Tanque M4 Sherman, icónico estadounidense de la Segunda Guerra Mundial

Duane Lempke

National Museum of the United States Army

Comienza tu aventura en el museo del Ejército (en inglés), a unas 23 millas al sur de Washington D.C., y a solo unos minutos de la Interestatal 95 (asegúrate de reservar boletos con horario específico de visita en línea antes de tu viaje). Esta instalación de 185,000 pies cuadrados parece una fría e imponente caja de acero y cristal desde el exterior, pero en su interior encontrarás historias sorprendentemente personales y conmovedoras. Mientras paseas por el museo, verás más de 1,300 artefactos y dioramas de tamaño real, junto con películas, gráficos y textos.

Planea tu visita

National Museum of the United States Army, 1775 Liberty Drive, Fort Belvoir, Virginia

Visitas: todos los días (cerrado el día de Navidad), de 9 a.m. a 5 p.m.

Entrada: gratis, pero debido a la popularidad del museo, se requieren boletos con horario específico de visita y están disponibles a través del sitio web del museo (en inglés).

Mejor momento para visitar: en las tardes de lunes a viernes, para evitar los grupos escolares en la mañana.

Mejor temporada para visitar: es probable que el invierno sea la temporada menos concurrida.

Accesibilidad: las sillas de ruedas bariátricas regulares y de uso pesado están disponibles sin cargo (por orden de llegada) y se pueden llevar al estacionamiento a unas 100 yardas de distancia. También se puede dejar a los visitantes en la entrada de autobús más cercana. El museo en sí es totalmente accesible.

Si tienes tiempo extra: considera visitar algunos de los muchos monumentos conmemorativos a los veteranos en el centro de Washington D.C., como el Vietnam Veterans Memorial y el World War II Memorial.

Explora las galerías cronológicamente, comenzando con la Founding the Nation Gallery, que recibe a los visitantes con una espada de principios del siglo XVII que se recuperó en el asentamiento colonial de Jamestown. Cuatrocientos años de historia y exhibiciones más tarde, la Changing World Gallery termina con una chaqueta de lana recuperada de un bombardeo de una base aérea iraquí a principios del 2020.

En el medio, verás tesoros como un casco de combate que perteneció al sargento Alvin York, el héroe de la Primera Guerra Mundial que capturó a 132 tropas alemanas; y el motor del helicóptero Black Hawk Down recuperado de la batalla de Mogadiscio en Somalia en 1993.

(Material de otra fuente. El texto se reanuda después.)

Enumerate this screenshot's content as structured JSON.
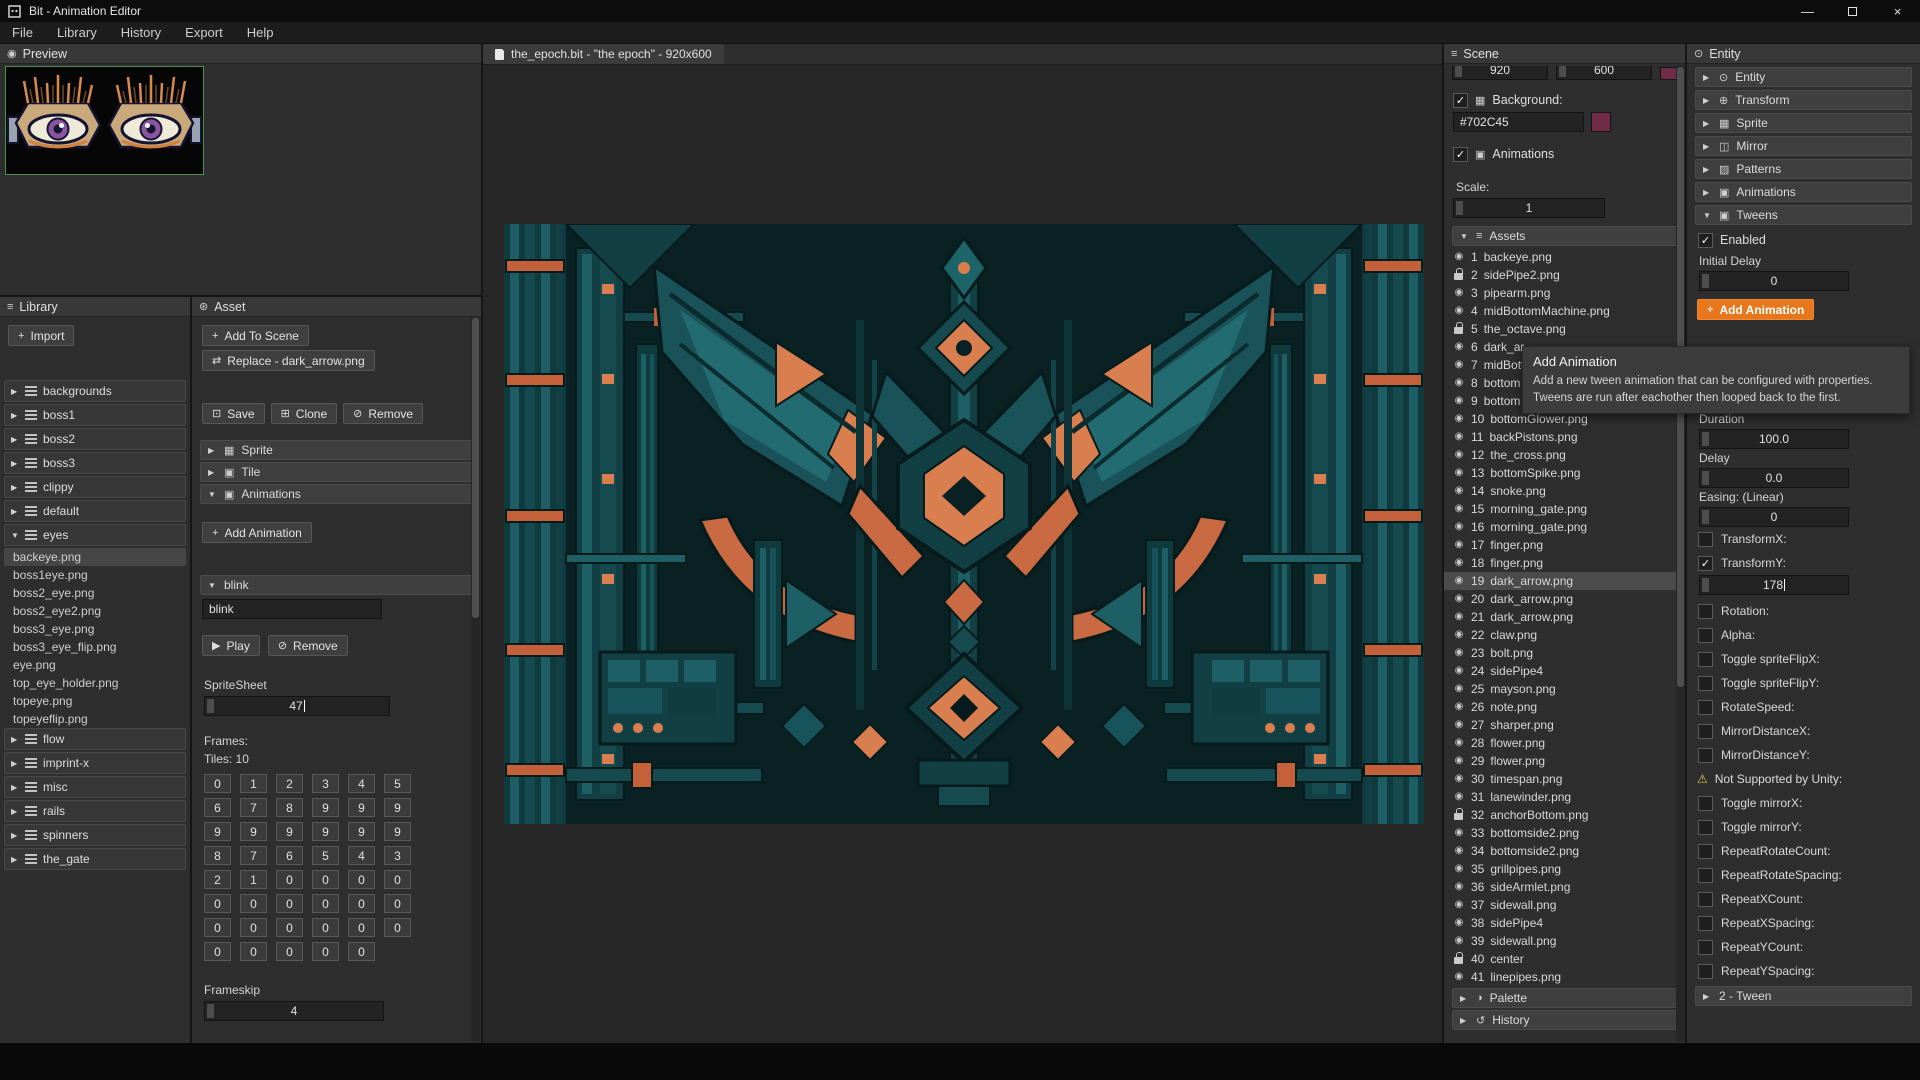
{
  "window": {
    "title": "Bit - Animation Editor",
    "minimize": "—",
    "close": "×"
  },
  "menu": {
    "items": [
      "File",
      "Library",
      "History",
      "Export",
      "Help"
    ]
  },
  "preview": {
    "title": "Preview"
  },
  "library": {
    "title": "Library",
    "import_glyph": "+",
    "import_label": "Import",
    "tree": [
      {
        "type": "folder",
        "arrow": "▶",
        "label": "backgrounds"
      },
      {
        "type": "folder",
        "arrow": "▶",
        "label": "boss1"
      },
      {
        "type": "folder",
        "arrow": "▶",
        "label": "boss2"
      },
      {
        "type": "folder",
        "arrow": "▶",
        "label": "boss3"
      },
      {
        "type": "folder",
        "arrow": "▶",
        "label": "clippy"
      },
      {
        "type": "folder",
        "arrow": "▶",
        "label": "default"
      },
      {
        "type": "folder",
        "arrow": "▼",
        "label": "eyes"
      },
      {
        "type": "file",
        "label": "backeye.png",
        "selected": true
      },
      {
        "type": "file",
        "label": "boss1eye.png"
      },
      {
        "type": "file",
        "label": "boss2_eye.png"
      },
      {
        "type": "file",
        "label": "boss2_eye2.png"
      },
      {
        "type": "file",
        "label": "boss3_eye.png"
      },
      {
        "type": "file",
        "label": "boss3_eye_flip.png"
      },
      {
        "type": "file",
        "label": "eye.png"
      },
      {
        "type": "file",
        "label": "top_eye_holder.png"
      },
      {
        "type": "file",
        "label": "topeye.png"
      },
      {
        "type": "file",
        "label": "topeyeflip.png"
      },
      {
        "type": "folder",
        "arrow": "▶",
        "label": "flow"
      },
      {
        "type": "folder",
        "arrow": "▶",
        "label": "imprint-x"
      },
      {
        "type": "folder",
        "arrow": "▶",
        "label": "misc"
      },
      {
        "type": "folder",
        "arrow": "▶",
        "label": "rails"
      },
      {
        "type": "folder",
        "arrow": "▶",
        "label": "spinners"
      },
      {
        "type": "folder",
        "arrow": "▶",
        "label": "the_gate"
      }
    ]
  },
  "asset": {
    "title": "Asset",
    "add_to_scene": {
      "glyph": "+",
      "label": "Add To Scene"
    },
    "replace": {
      "glyph": "⇄",
      "label": "Replace  - dark_arrow.png"
    },
    "tools": [
      {
        "glyph": "⊡",
        "label": "Save"
      },
      {
        "glyph": "⊞",
        "label": "Clone"
      },
      {
        "glyph": "⊘",
        "label": "Remove"
      }
    ],
    "section_bars": [
      {
        "arrow": "▶",
        "glyph": "▦",
        "label": "Sprite"
      },
      {
        "arrow": "▶",
        "glyph": "▣",
        "label": "Tile"
      },
      {
        "arrow": "▼",
        "glyph": "▣",
        "label": "Animations"
      }
    ],
    "add_animation": {
      "glyph": "+",
      "label": "Add Animation"
    },
    "anim_bar": {
      "arrow": "▼",
      "label": "blink"
    },
    "anim_name_value": "blink",
    "play": {
      "glyph": "▶",
      "label": "Play"
    },
    "remove": {
      "glyph": "⊘",
      "label": "Remove"
    },
    "spritesheet_label": "SpriteSheet",
    "spritesheet_value": "47",
    "frames_label": "Frames:",
    "tiles_label": "Tiles: 10",
    "frames": [
      0,
      1,
      2,
      3,
      4,
      5,
      6,
      7,
      8,
      9,
      9,
      9,
      9,
      9,
      9,
      9,
      9,
      9,
      8,
      7,
      6,
      5,
      4,
      3,
      2,
      1,
      0,
      0,
      0,
      0,
      0,
      0,
      0,
      0,
      0,
      0,
      0,
      0,
      0,
      0,
      0,
      0,
      0,
      0,
      0,
      0,
      0
    ],
    "frameskip_label": "Frameskip",
    "frameskip_value": "4"
  },
  "canvas": {
    "tab_label": "the_epoch.bit - \"the epoch\" - 920x600"
  },
  "scene": {
    "title": "Scene",
    "clipped_width": "920",
    "clipped_height": "600",
    "background_label": "Background:",
    "background_color_value": "#702C45",
    "animations_label": "Animations",
    "scale_label": "Scale:",
    "scale_value": "1",
    "assets_bar": {
      "arrow": "▼",
      "glyph": "≡",
      "label": "Assets"
    },
    "assets": [
      {
        "n": "1",
        "name": "backeye.png",
        "icon": "eye"
      },
      {
        "n": "2",
        "name": "sidePipe2.png",
        "icon": "lock"
      },
      {
        "n": "3",
        "name": "pipearm.png",
        "icon": "eye"
      },
      {
        "n": "4",
        "name": "midBottomMachine.png",
        "icon": "eye"
      },
      {
        "n": "5",
        "name": "the_octave.png",
        "icon": "lock"
      },
      {
        "n": "6",
        "name": "dark_ar",
        "icon": "eye"
      },
      {
        "n": "7",
        "name": "midBott",
        "icon": "eye"
      },
      {
        "n": "8",
        "name": "bottom",
        "icon": "eye"
      },
      {
        "n": "9",
        "name": "bottom",
        "icon": "eye"
      },
      {
        "n": "10",
        "name": "bottomGlower.png",
        "icon": "eye"
      },
      {
        "n": "11",
        "name": "backPistons.png",
        "icon": "eye"
      },
      {
        "n": "12",
        "name": "the_cross.png",
        "icon": "eye"
      },
      {
        "n": "13",
        "name": "bottomSpike.png",
        "icon": "eye"
      },
      {
        "n": "14",
        "name": "snoke.png",
        "icon": "eye"
      },
      {
        "n": "15",
        "name": "morning_gate.png",
        "icon": "eye"
      },
      {
        "n": "16",
        "name": "morning_gate.png",
        "icon": "eye"
      },
      {
        "n": "17",
        "name": "finger.png",
        "icon": "eye"
      },
      {
        "n": "18",
        "name": "finger.png",
        "icon": "eye"
      },
      {
        "n": "19",
        "name": "dark_arrow.png",
        "icon": "eye",
        "selected": true
      },
      {
        "n": "20",
        "name": "dark_arrow.png",
        "icon": "eye"
      },
      {
        "n": "21",
        "name": "dark_arrow.png",
        "icon": "eye"
      },
      {
        "n": "22",
        "name": "claw.png",
        "icon": "eye"
      },
      {
        "n": "23",
        "name": "bolt.png",
        "icon": "eye"
      },
      {
        "n": "24",
        "name": "sidePipe4",
        "icon": "eye"
      },
      {
        "n": "25",
        "name": "mayson.png",
        "icon": "eye"
      },
      {
        "n": "26",
        "name": "note.png",
        "icon": "eye"
      },
      {
        "n": "27",
        "name": "sharper.png",
        "icon": "eye"
      },
      {
        "n": "28",
        "name": "flower.png",
        "icon": "eye"
      },
      {
        "n": "29",
        "name": "flower.png",
        "icon": "eye"
      },
      {
        "n": "30",
        "name": "timespan.png",
        "icon": "eye"
      },
      {
        "n": "31",
        "name": "lanewinder.png",
        "icon": "eye"
      },
      {
        "n": "32",
        "name": "anchorBottom.png",
        "icon": "lock"
      },
      {
        "n": "33",
        "name": "bottomside2.png",
        "icon": "eye"
      },
      {
        "n": "34",
        "name": "bottomside2.png",
        "icon": "eye"
      },
      {
        "n": "35",
        "name": "grillpipes.png",
        "icon": "eye"
      },
      {
        "n": "36",
        "name": "sideArmlet.png",
        "icon": "eye"
      },
      {
        "n": "37",
        "name": "sidewall.png",
        "icon": "eye"
      },
      {
        "n": "38",
        "name": "sidePipe4",
        "icon": "eye"
      },
      {
        "n": "39",
        "name": "sidewall.png",
        "icon": "eye"
      },
      {
        "n": "40",
        "name": "center",
        "icon": "lock"
      },
      {
        "n": "41",
        "name": "linepipes.png",
        "icon": "eye"
      }
    ],
    "bottom_bars": [
      {
        "arrow": "▶",
        "glyph": "◑",
        "label": "Palette"
      },
      {
        "arrow": "▶",
        "glyph": "↺",
        "label": "History"
      }
    ]
  },
  "entity": {
    "title": "Entity",
    "sections": [
      {
        "arrow": "▶",
        "glyph": "⊙",
        "label": "Entity"
      },
      {
        "arrow": "▶",
        "glyph": "⊕",
        "label": "Transform"
      },
      {
        "arrow": "▶",
        "glyph": "▦",
        "label": "Sprite"
      },
      {
        "arrow": "▶",
        "glyph": "◫",
        "label": "Mirror"
      },
      {
        "arrow": "▶",
        "glyph": "▨",
        "label": "Patterns"
      },
      {
        "arrow": "▶",
        "glyph": "▣",
        "label": "Animations"
      }
    ],
    "tweens_bar": {
      "arrow": "▼",
      "glyph": "▣",
      "label": "Tweens"
    },
    "enabled_label": "Enabled",
    "initial_delay_label": "Initial Delay",
    "initial_delay_value": "0",
    "add_animation_glyph": "+",
    "add_animation_label": "Add Animation",
    "duration_label": "Duration",
    "duration_value": "100.0",
    "delay_label": "Delay",
    "delay_value": "0.0",
    "easing_label": "Easing: (Linear)",
    "easing_value": "0",
    "props": [
      {
        "label": "TransformX:"
      },
      {
        "label": "TransformY:",
        "checked": true,
        "value": "178"
      },
      {
        "label": "Rotation:"
      },
      {
        "label": "Alpha:"
      },
      {
        "label": "Toggle spriteFlipX:"
      },
      {
        "label": "Toggle spriteFlipY:"
      },
      {
        "label": "RotateSpeed:"
      },
      {
        "label": "MirrorDistanceX:"
      },
      {
        "label": "MirrorDistanceY:"
      }
    ],
    "warning_glyph": "⚠",
    "not_supported_label": "Not Supported by Unity:",
    "props_unsupported": [
      {
        "label": "Toggle mirrorX:"
      },
      {
        "label": "Toggle mirrorY:"
      },
      {
        "label": "RepeatRotateCount:"
      },
      {
        "label": "RepeatRotateSpacing:"
      },
      {
        "label": "RepeatXCount:"
      },
      {
        "label": "RepeatXSpacing:"
      },
      {
        "label": "RepeatYCount:"
      },
      {
        "label": "RepeatYSpacing:"
      }
    ],
    "tween2_bar": {
      "arrow": "▶",
      "label": "2 - Tween"
    }
  },
  "tooltip": {
    "title": "Add Animation",
    "line1": "Add a new tween animation that can be configured with properties.",
    "line2": "Tweens are run after eachother then looped back to the first."
  },
  "colors": {
    "accent_orange": "#E8771C",
    "background_swatch": "#702C45",
    "art_teal": "#1B5E63",
    "art_orange": "#D57A4A"
  }
}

Aunque celebra al Ejército, el museo no endulza su historia. Algunas exhibiciones abordan momentos que esta rama ha admitido como irregularidades, incluida la masacre de My Lai en Vietnam y la tortura de iraquíes en la prisión militar de Abu Ghraib.

Y sus exhibiciones te ayudarán a apreciar completamente los desafíos y peligros que enfrentan los soldados en combate. En la experiencia inmersiva de la Primera Guerra Mundial, puedes navegar a través de trincheras simuladas mientras te rodean imágenes desconcertantes del campo de batalla, como edificios bombardeados, soldados disparando ametralladoras, un tanque Renault FT-17 acribillado con más de 1,000 agujeros de bala de la ofensiva de Meuse-Argonne, que involucró a más de un millón de soldados.

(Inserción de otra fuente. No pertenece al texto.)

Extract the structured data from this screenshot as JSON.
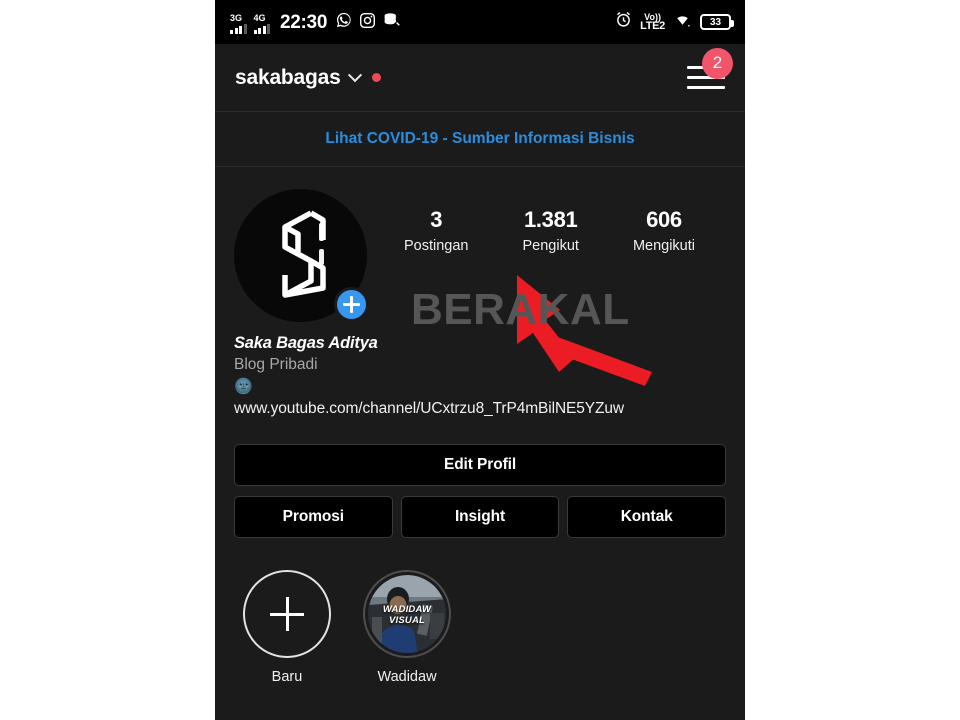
{
  "status_bar": {
    "network_1": "3G",
    "network_2": "4G",
    "time": "22:30",
    "icons": [
      "whatsapp-icon",
      "instagram-icon",
      "data-saver-off-icon",
      "alarm-icon",
      "wifi-icon"
    ],
    "volte_line1": "Vo))",
    "volte_line2": "LTE2",
    "battery_level": "33"
  },
  "header": {
    "username": "sakabagas",
    "chevron": "chevron-down-icon",
    "status_dot": "red-dot-indicator",
    "menu_icon": "hamburger-menu-icon",
    "menu_badge": "2"
  },
  "banner": {
    "text": "Lihat COVID-19 - Sumber Informasi Bisnis"
  },
  "profile": {
    "avatar_alt": "saka-logo-avatar",
    "add_story_label": "+",
    "stats": [
      {
        "value": "3",
        "label": "Postingan"
      },
      {
        "value": "1.381",
        "label": "Pengikut"
      },
      {
        "value": "606",
        "label": "Mengikuti"
      }
    ],
    "bio_name": "Saka Bagas Aditya",
    "bio_category": "Blog Pribadi",
    "bio_emoji": "🌚",
    "bio_link": "www.youtube.com/channel/UCxtrzu8_TrP4mBilNE5YZuw"
  },
  "watermark": "BERAKAL",
  "actions": {
    "edit_profile": "Edit Profil",
    "promosi": "Promosi",
    "insight": "Insight",
    "kontak": "Kontak"
  },
  "highlights": [
    {
      "label": "Baru",
      "type": "new"
    },
    {
      "label": "Wadidaw",
      "type": "photo",
      "overlay_text": "WADIDAW VISUAL"
    }
  ],
  "annotation": {
    "arrow_color": "#ec1c24",
    "arrow_target": "Edit Profil"
  },
  "colors": {
    "background": "#1b1b1b",
    "status_bar": "#000000",
    "link_blue": "#2d8ddd",
    "accent_blue": "#3897f0",
    "badge_red": "#f2556a",
    "watermark_gray": "#565656"
  }
}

La Global War Gallery te lleva al Día D, donde figuras de tamaño real descienden por una red de carga a una de las seis lanchas de desembarco de madera que se utilizaron durante la invasión de Normandía. Observa los detalles en la escena e imagina el miedo que enfrentaron los soldados mientras bajaban a las pequeñas lanchas LCVP (también conocidos como Higgins) que se balanceaban en el mar frío. En cuestión de minutos, se enfrentarían a espeluznantes sucesos al desembarcar en la playa de la Francia controlada por los alemanes para iniciar un asalto en el agua mientras las ametralladoras nazis les disparaban desde las colinas.

Una película en la Cold War Gallery recrea los angustiosos simulacros militares que preparan a los soldados para un ataque nuclear. Y el museo termina en la era actual, con una vista de cerca de los peligros que enfrentan las tropas en el Medio Oriente. Los paneles de suelo de vinilo te obligan a pasar por encima de réplicas de IED, los artefactos explosivos improvisados que resultaron tan peligrosos y mortales.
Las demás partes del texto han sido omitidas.